UN Secretary-General Antonio Guterres submitted a report to the UN Security Council at the beginning of April 2023, in which he revealed that migrant children were subject to violations in Libya, “including forced labor in armed groups.”

According to the report, many children have been victims of “trafficking and abuse,” noting that the United Nations has verified 24 cases of children “abducted from Sudan, registered as asylum seekers, and later sent to Libya to be trafficked.”

‘Information for sale’

This crime goes beyond Egyptian nationals who went missing, to include other nationalities in Libya.

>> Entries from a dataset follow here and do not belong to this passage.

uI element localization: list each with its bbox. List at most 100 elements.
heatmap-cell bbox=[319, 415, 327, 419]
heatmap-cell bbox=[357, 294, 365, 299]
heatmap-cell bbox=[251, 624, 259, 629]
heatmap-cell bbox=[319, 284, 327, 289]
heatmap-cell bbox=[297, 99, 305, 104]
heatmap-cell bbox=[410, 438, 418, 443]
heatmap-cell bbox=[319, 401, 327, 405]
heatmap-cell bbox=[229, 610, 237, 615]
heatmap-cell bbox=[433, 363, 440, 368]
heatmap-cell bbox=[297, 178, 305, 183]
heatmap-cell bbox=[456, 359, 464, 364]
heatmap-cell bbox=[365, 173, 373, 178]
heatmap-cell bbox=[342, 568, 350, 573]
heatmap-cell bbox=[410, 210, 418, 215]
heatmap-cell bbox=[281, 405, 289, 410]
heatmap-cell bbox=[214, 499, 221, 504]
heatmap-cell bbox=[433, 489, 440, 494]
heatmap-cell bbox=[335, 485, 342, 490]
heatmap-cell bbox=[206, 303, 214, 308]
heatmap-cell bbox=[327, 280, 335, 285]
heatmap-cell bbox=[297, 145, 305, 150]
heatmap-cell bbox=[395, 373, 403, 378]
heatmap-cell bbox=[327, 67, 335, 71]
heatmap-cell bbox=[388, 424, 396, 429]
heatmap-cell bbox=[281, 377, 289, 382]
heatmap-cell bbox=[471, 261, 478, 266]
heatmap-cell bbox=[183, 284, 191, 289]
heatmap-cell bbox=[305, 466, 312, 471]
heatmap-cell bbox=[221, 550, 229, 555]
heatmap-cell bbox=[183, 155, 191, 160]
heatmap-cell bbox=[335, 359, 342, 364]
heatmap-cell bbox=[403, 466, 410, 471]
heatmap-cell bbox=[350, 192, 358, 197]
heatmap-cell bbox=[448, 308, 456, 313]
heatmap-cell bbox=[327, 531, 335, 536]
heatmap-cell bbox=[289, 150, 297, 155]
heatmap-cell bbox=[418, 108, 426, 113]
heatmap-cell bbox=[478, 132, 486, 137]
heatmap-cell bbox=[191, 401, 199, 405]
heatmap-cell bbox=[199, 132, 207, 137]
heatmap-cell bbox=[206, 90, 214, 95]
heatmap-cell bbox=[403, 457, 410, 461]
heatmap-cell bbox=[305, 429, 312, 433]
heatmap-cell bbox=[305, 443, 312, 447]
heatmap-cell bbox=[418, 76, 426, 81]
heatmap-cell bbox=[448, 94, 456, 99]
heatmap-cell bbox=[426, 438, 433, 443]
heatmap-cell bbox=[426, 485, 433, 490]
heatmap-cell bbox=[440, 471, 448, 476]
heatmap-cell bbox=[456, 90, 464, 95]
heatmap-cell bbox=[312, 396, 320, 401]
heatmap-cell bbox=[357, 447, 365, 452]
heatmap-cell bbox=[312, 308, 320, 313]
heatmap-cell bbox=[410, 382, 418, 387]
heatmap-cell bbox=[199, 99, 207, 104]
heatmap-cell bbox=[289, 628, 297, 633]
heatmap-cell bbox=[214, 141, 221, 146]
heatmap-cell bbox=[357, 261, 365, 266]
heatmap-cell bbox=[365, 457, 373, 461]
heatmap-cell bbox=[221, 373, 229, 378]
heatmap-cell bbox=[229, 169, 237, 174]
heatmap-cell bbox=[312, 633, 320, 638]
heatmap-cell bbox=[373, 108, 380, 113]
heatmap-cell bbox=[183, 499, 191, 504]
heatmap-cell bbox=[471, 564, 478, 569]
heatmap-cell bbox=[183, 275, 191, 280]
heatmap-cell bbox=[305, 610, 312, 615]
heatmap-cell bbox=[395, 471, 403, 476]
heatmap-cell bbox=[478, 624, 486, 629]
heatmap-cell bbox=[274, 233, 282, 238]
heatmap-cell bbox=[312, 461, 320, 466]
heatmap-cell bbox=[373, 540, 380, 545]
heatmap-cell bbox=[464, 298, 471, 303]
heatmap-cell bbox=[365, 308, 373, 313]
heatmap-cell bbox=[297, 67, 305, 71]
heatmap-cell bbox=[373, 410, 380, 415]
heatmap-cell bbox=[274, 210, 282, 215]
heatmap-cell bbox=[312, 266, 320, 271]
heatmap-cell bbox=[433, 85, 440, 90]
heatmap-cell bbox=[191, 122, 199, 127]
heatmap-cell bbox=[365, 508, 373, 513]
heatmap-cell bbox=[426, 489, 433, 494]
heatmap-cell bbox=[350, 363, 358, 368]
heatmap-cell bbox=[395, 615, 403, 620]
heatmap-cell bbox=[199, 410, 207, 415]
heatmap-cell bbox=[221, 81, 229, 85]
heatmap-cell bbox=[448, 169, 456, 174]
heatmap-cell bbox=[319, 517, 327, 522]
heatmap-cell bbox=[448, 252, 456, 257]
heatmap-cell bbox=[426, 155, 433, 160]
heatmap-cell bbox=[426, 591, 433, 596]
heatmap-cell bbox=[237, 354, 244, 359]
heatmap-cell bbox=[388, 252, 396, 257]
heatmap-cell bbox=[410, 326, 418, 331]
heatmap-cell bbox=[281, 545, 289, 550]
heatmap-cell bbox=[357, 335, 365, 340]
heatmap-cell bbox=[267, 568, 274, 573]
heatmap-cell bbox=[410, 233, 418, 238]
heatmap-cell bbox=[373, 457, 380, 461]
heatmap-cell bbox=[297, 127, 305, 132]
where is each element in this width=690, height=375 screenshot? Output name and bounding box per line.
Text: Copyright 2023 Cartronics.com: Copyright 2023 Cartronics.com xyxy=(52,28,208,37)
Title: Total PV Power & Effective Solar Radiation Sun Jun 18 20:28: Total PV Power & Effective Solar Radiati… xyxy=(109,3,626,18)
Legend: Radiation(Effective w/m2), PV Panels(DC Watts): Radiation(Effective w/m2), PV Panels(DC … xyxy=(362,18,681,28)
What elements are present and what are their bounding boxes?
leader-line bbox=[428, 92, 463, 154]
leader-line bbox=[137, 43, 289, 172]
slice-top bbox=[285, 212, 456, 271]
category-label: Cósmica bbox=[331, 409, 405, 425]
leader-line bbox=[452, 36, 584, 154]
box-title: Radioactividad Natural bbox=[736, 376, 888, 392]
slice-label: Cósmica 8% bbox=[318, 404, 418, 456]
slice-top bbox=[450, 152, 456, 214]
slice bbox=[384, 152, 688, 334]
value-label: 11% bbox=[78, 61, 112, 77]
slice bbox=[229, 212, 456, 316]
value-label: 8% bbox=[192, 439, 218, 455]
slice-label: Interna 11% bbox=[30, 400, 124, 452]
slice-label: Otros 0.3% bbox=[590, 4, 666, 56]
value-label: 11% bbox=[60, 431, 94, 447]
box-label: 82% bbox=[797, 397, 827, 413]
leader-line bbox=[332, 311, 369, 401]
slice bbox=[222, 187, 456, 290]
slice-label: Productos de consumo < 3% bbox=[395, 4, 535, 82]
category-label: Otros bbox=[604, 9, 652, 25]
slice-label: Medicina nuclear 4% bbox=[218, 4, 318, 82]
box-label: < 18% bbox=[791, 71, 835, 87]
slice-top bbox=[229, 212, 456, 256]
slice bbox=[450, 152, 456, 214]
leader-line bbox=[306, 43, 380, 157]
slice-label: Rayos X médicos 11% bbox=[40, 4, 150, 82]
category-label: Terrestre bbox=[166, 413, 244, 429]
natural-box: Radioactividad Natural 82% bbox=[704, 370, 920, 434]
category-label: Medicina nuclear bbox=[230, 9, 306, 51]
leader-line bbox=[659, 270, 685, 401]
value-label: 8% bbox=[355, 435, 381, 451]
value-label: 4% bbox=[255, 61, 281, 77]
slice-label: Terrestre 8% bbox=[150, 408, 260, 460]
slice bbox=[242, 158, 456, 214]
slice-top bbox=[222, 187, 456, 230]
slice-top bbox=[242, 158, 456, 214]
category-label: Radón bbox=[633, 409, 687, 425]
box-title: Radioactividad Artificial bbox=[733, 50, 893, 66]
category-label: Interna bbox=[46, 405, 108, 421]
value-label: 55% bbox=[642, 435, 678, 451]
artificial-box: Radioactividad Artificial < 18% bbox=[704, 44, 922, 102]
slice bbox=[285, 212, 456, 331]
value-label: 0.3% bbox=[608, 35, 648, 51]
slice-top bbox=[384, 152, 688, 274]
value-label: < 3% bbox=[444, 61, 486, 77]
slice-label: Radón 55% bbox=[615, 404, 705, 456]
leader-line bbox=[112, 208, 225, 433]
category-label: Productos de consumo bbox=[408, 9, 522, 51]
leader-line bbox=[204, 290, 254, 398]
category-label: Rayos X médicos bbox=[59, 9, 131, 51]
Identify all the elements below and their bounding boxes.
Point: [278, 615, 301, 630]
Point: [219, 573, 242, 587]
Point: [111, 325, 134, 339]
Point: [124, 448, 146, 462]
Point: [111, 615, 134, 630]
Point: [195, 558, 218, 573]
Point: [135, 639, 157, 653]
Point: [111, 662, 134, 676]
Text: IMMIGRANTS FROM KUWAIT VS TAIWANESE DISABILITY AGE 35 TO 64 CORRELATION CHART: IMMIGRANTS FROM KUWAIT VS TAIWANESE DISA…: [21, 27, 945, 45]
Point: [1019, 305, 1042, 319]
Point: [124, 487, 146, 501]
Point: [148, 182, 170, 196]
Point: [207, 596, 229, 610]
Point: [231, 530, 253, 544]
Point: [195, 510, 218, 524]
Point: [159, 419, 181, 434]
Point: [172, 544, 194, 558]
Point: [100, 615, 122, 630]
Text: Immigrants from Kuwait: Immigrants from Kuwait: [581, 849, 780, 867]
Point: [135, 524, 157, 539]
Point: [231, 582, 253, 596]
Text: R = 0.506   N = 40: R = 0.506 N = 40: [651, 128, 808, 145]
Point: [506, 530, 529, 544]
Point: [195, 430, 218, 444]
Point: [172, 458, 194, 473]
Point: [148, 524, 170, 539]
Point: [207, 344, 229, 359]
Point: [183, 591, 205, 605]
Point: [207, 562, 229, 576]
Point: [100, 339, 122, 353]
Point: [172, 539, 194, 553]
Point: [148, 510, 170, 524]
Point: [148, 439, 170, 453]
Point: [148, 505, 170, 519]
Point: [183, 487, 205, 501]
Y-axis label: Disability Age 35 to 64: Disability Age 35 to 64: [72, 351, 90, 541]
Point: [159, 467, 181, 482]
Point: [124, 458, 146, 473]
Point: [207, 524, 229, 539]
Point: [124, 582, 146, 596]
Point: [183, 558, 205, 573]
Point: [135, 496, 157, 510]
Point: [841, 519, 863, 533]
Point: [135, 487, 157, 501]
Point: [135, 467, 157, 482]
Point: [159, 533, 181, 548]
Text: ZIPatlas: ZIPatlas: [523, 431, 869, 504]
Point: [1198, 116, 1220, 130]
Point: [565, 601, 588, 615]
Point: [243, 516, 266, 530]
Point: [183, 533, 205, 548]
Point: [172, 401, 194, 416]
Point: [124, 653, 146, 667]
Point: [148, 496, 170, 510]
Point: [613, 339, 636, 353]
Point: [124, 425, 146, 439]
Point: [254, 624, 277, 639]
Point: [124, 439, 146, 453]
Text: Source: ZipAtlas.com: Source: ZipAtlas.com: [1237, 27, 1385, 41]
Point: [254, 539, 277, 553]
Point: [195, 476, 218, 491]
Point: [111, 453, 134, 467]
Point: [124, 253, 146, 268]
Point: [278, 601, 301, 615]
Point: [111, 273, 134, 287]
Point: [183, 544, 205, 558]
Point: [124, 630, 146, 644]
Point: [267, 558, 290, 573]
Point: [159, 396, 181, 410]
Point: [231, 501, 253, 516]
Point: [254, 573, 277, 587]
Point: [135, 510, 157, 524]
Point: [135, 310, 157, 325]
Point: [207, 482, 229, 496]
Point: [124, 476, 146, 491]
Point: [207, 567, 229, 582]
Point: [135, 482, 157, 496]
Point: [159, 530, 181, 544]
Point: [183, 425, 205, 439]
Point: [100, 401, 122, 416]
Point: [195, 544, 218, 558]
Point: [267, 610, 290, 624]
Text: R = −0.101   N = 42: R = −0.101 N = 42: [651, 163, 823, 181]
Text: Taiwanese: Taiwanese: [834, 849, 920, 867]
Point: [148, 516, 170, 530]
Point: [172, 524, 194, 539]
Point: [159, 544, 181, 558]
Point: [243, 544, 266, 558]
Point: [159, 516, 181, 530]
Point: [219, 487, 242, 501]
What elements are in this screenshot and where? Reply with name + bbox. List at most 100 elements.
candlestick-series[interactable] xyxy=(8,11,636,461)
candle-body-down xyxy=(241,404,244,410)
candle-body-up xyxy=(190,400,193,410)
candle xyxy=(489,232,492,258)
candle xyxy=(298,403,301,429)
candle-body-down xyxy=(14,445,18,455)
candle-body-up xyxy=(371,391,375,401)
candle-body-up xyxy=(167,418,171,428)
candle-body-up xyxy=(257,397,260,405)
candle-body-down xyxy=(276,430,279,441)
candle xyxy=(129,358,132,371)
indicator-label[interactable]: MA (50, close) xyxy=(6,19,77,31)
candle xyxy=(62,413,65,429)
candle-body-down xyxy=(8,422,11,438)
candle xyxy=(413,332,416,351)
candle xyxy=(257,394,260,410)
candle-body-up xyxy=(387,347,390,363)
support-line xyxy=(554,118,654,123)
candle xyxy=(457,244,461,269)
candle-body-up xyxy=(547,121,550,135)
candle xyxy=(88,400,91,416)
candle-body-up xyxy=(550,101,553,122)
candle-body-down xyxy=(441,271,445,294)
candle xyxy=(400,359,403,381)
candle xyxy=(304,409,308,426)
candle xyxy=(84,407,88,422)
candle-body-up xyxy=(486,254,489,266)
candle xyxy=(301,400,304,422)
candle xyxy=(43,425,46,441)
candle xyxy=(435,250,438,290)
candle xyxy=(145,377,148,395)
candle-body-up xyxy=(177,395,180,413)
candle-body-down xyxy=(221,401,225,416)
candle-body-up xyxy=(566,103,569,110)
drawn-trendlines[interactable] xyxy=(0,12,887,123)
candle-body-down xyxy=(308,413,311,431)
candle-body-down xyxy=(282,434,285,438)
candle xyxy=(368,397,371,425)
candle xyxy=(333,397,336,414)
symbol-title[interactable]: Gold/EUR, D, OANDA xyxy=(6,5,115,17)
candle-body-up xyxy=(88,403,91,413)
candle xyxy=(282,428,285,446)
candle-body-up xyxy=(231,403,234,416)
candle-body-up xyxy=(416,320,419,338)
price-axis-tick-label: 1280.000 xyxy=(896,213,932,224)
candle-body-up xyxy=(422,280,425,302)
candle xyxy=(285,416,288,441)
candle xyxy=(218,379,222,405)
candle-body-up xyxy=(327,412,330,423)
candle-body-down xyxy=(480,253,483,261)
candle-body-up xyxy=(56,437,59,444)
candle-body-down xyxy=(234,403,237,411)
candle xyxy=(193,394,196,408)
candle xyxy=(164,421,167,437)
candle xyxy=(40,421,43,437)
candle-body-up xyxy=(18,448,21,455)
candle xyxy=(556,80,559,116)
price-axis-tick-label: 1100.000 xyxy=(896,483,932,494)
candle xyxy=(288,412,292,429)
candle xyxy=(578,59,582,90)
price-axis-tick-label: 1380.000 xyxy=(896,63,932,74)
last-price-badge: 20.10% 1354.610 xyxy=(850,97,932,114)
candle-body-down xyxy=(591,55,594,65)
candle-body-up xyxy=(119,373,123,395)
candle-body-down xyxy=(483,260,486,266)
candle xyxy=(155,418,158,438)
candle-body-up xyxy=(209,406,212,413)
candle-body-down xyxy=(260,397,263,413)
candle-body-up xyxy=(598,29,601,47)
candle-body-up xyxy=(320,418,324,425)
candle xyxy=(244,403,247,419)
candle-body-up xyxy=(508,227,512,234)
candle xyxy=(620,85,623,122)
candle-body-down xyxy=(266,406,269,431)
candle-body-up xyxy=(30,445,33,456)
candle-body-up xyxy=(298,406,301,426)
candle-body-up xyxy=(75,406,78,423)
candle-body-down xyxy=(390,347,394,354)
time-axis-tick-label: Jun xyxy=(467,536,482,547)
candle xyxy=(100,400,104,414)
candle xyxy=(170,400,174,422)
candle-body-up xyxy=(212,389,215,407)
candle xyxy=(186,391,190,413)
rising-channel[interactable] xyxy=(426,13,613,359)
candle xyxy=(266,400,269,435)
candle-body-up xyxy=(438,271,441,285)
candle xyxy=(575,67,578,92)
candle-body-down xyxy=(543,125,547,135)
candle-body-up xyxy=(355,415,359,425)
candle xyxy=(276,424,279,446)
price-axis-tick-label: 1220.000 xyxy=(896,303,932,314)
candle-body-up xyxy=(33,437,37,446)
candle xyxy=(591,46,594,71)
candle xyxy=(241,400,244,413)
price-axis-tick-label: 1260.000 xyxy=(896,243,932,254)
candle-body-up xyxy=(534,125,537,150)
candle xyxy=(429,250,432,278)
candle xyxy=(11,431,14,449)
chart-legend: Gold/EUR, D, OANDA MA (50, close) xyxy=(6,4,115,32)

Human rights activist Zaidani informed us about what happened with a Moroccan mother who lost her son, and then unknown people alleged to her that they knew his whereabouts, while others claimed that he was in one of the shelters.

“This misinformation is a form of organized crime in itself, so that information is leaked about the name and family of the missing person, whether he is an immigrant or asylum seeker, and then his family is financially drained. There are several similar cases,” he said.

Apart from suffering, children may be separated from their migrant parents for various reasons, including death or kidnapping, to face an uncertain and dark future. One such incident is related to two children from Cameroon, whose mother was kidnapped a year ago in one of the regions of southern Libya while she was entering the country.

The two children told the “Baladi Foundation for Human Rights” that their mother was detained after she was unable to pay the rest of the agreed amount for the trip. The Foundation believes that the mother is more likely to be subjected to sexual exploitation at the hands of smugglers, after they allowed the children to continue along with the rest of the migrants.